JanZou analyst, programmer

Python Data Structures——Graph


Definitions

  • Vertex(node): “key”;also have additional information——”payload”
  • Edge(arc): if the edges in a graph are all one-way, it’s a directed graph
  • Weight
  • Path
  • Cycle: a path that starts and ends at the same vertex; a graph with no cycles is called an acyclic graph

Two Implementations of a Graph

adjacency matrix

Use a two-dimensional matrix. Advantage: Simple; easy to see which nodes are connected to other nodes for small graph Disadvantage: not efficient to store “sparse” data in matrix adjMat

adjacency list

A more space-efficient way to implement a sparsely connected graph is to use an adjacency list. Advantage: compactly represent a sparse graph; easily find all the links that are directly connected to a particular vertex adjMat

The Graph ADT

  • Graph() creates a new, empty graph.
  • addVertex(vert) adds an instance of Vertex to the graph.
  • addEdge(fromVert, toVert) Adds a new, directed edge to the graph that connects two vertices.
  • addEdge(fromVert, toVert, weight) Adds a new, weighted, directed edge to the graph that connects two vertices.
  • getVertex(vertKey) finds the vertex in the graph named vertKey.
  • getVertices() returns the list of all vertices in the graph.
  • in returns True for a statement of the form vertex in graph, if the given vertex is in the graph, False otherwise.

Implementation

# Use dictionary, implement with adjacency list
class Vertex:
    def __init__(self, key):
        self.id = key
        self.distance = 0
        self.predecessor = None
        self.color = 'white'
        self.contentedTo = {}

    def addNeighbor(self, nbr, weight=0):
        self.contentedTo[nbr] = weight

    def __str__(self):
        return str(self.id) + ' contentedTo: ' + str([x.id for x in self.contentedTo])

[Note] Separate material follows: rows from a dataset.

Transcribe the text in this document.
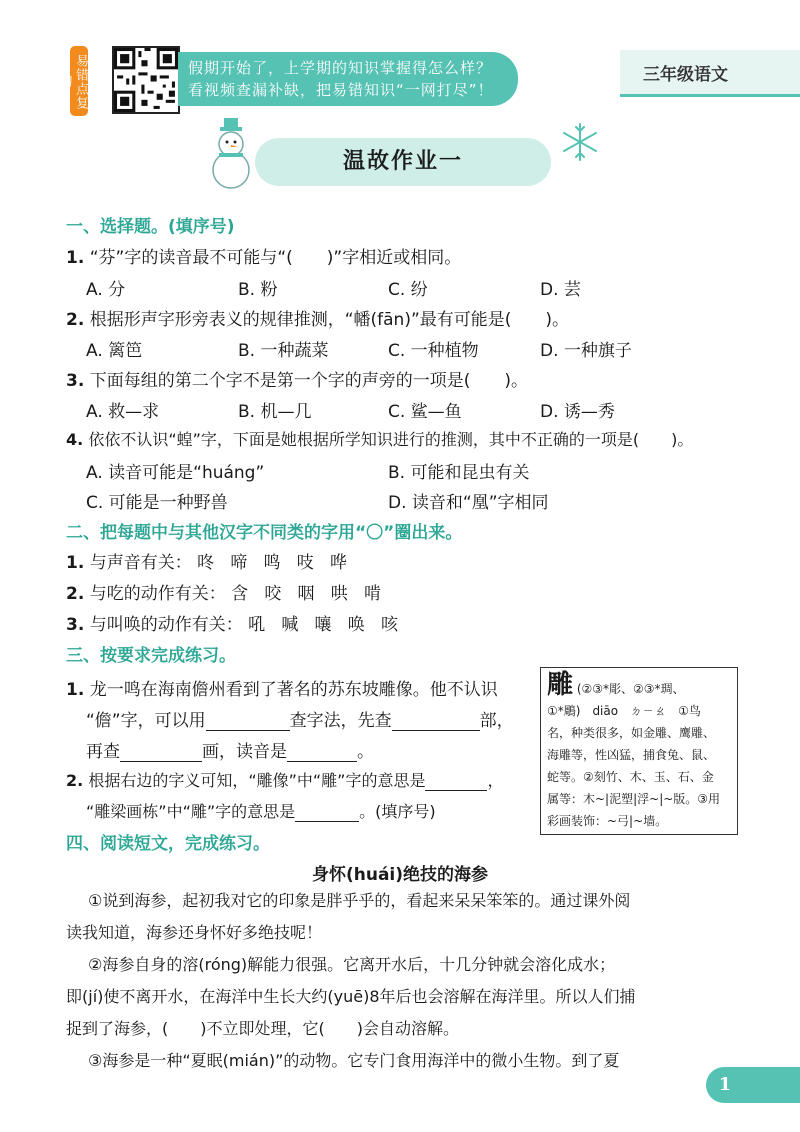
易错点复习
假期开始了，上学期的知识掌握得怎么样？
看视频查漏补缺，把易错知识“一网打尽”！
三年级语文
温故作业一
一、选择题。(填序号)
1. “芬”字的读音最不可能与“(　　)”字相近或相同。
A. 分	B. 粉	C. 纷	D. 芸
2. 根据形声字形旁表义的规律推测，“幡(fān)”最有可能是(　　)。
A. 篱笆	B. 一种蔬菜	C. 一种植物	D. 一种旗子
3. 下面每组的第二个字不是第一个字的声旁的一项是(　　)。
A. 救—求	B. 机—几	C. 鲨—鱼	D. 诱—秀
4. 依依不认识“蝗”字，下面是她根据所学知识进行的推测，其中不正确的一项是(　　)。
A. 读音可能是“huáng”	B. 可能和昆虫有关
C. 可能是一种野兽	D. 读音和“凰”字相同
二、把每题中与其他汉字不同类的字用“〇”圈出来。
1. 与声音有关： 咚 啼 鸣 吱 哗
2. 与吃的动作有关： 含 咬 咽 哄 啃
3. 与叫唤的动作有关： 吼 喊 嚷 唤 咳
三、按要求完成练习。
1. 龙一鸣在海南儋州看到了著名的苏东坡雕像。他不认识
“儋”字，可以用	查字法，先查	部，
再查	画，读音是	。
2. 根据右边的字义可知，“雕像”中“雕”字的意思是	，
“雕梁画栋”中“雕”字的意思是	。(填序号)
雕 (②③*彫、②③*琱、
①*鵰)　diāo　ㄉㄧㄠ　①鸟
名，种类很多，如金雕、鹰雕、
海雕等，性凶猛，捕食兔、鼠、
蛇等。②刻竹、木、玉、石、金
属等：木~|泥塑|浮~|~版。③用
彩画装饰：~弓|~墙。
四、阅读短文，完成练习。
身怀(huái)绝技的海参
①说到海参，起初我对它的印象是胖乎乎的，看起来呆呆笨笨的。通过课外阅
读我知道，海参还身怀好多绝技呢！
②海参自身的溶(róng)解能力很强。它离开水后，十几分钟就会溶化成水；
即(jí)使不离开水，在海洋中生长大约(yuē)8年后也会溶解在海洋里。所以人们捕
捉到了海参，(　　)不立即处理，它(　　)会自动溶解。
③海参是一种“夏眠(mián)”的动物。它专门食用海洋中的微小生物。到了夏
1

    def getConnections(self):
        return self.contentedTo.keys()

    def getId(self):
        return self.id

    def getWeight(self):
        return self.contentedTo[nbr]

    def setDistance(self, newdistance):
        self.distance = newdistance

    def getDistance(self):
        return self.distance

    def setColor(self, newcolor):
        self.color = newcolor

    def getColor(self):
        return self.color

    def setPred(self, newpred):
        self.predecessor = newpred

    def getPred(self):
        return self.predecessor

class Graph:
    def __init__(self):
        self.vertList = {}
        self.numVertices = 0

    def addVertex(self, key):
        self.numVertices = self.numVertices + 1
        newVertex = Vertex(key)
        self.vertList[key] = newVertex
        return newVertex

    def getVertex(self, n):
        if n in self.vertList:
            return self.vertList[n]
        else:
            return None

    def __contains__(self, n):
        return n in self.vertList

    def addEdge(self, f, t, cost=0):
        if f not in self.vertList:
            nv = self.addVertex(f)
        if t not in self.vertList:
            nv = self.addVertex(t)
        self.vertList[f].addNeighbor(self.vertList[t], cost)

    def getVertices(self):
        return self.vertList.keys()

    def __iter__(self):
        return iter(self.vertList.values())

广度优先搜索仿树的层次遍历过程,借助队列的数据结构。广度优先搜索每向前走一步可能访问一批顶点,不像深度优先搜索有回退的情况,故其不是一个递归的过程。 具体步骤为:在访问起始点v之后,依次访问v的邻接点;然后再依次访问这些点(下一层)中未访问过的邻接点;直到所有顶点都被访问过为止。

深度优先搜索仿树的先序遍历,使用递归思想,借助的数据结构。 具体步骤为:访问起始点v,若v的第一个邻接点没访问过,深度遍历此邻接点;若当前邻接点已访问过,再找v的第二个邻接点重新深度遍历。

Topological Sort 拓扑排序

Description:

  1. Call dfs(g) for some graph g.
  2. Store the vertices in a list in decreasing order of finish time.
  3. Return the ordered list as the result of the topological sort.

Strongly Connected Component 强连通分量

强连通图:在有向图中,每一对顶点v,w都存在一条从v到w和从w到v的路径,则称此图为强连通图。非强连通图的极大连通子图叫做强连通分量。

Describe the algorithm to compute the strongly connected components for a graph:

  1. Call dfs for the graph G to compute the finish times for each vertex.
  2. Compute GT.
  3. Call dfs for the graph GT but in the main loop of DFS explore each vertex in decreasing order of finish time.
  4. Each tree in the forest computed in step 3 is a strongly connected component. Output the vertex ids for each vertex in each tree in the forest to identify the component.